Groeschel had a fault, a habit of talking too much above and beyond his scope of practice really yet still enthusiastically with a kind of overconfidence, a stand up comic one moment then utterly humble “religious” quality, very NY, even playing to the audience at times…not just during that “declining” period before his retirement. I met him twice, in NY and NJ and heard him speak. But his books exhibit some of that same conflation between a description and a diagnosis where he provides the answer (in contrast to the “other” Franciscans still unreformed?…though his own reform group subdivided). He was inclined by nature to say more, to speculate (which is an illness within the practice of psychology itself)….as he did in that unfortunate interview in 2012 that was cited in a New York Times article…referencing seductive “youngsters” (14-18 years old, including even close to “canonical” ages) and asserting that he was “inclined to think” first offenders had “no intention of committing a crime” and should not be jailed (How about getting shuffled around the Archdiocese and country along with a prescription for Holy Hours?) This was blamed on the effects of aging, disease process and the effects of a car accident in 2004. But it sounds more like an excerpt from a chat in a conference room at the Chancery vs… his required apology for “lack of clarity.” His statement was perfectly clear. And his statement about Medjugorje? Yes indeed, “no deep research” claimed…sadly, through the many many good years and graced good works and homilies Groeschel never heard an “expert” say “I do not know and I cannot say now” or seemingly so.
2019. NOT the case with Medjugorje.

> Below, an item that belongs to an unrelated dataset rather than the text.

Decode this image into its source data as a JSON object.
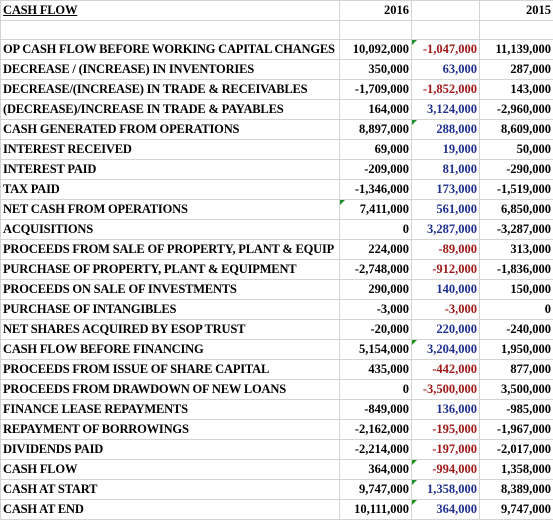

Except…maybe if it can all be repackaged…
Yes, another chance for Bergoglio to “get it right” (for those who consider confusion and nonsense and “process” an accomplishment) and value “discernment” where there is NOTHING to “discern.”
Life without details.
The best part? Bergoglio reverses what Benedict did with regards to Medjugorje and figures it all out ahead of time in a nice politically repackaged with a bow on top basket! Nice!
How frequently a “simple” temptation itself starts out with a “good” (a positive, a pleasure) but somewhere in the middle or even only at the very end does it go off the rails and land you in Hell’s path…and it may or not be reveal that the “good” at the beginning came from the Evil One.
In some minds, the absence of demonic pattern/activity might indicate Christ is not present…but is this a comprehensive view, a reliable spiritual litmus test or simply another attempt to dress up “no deep research” as a positive takeaway and an insight on some allegedly higher level?
Wow! Is it really that complex? Nothing is impossible for God!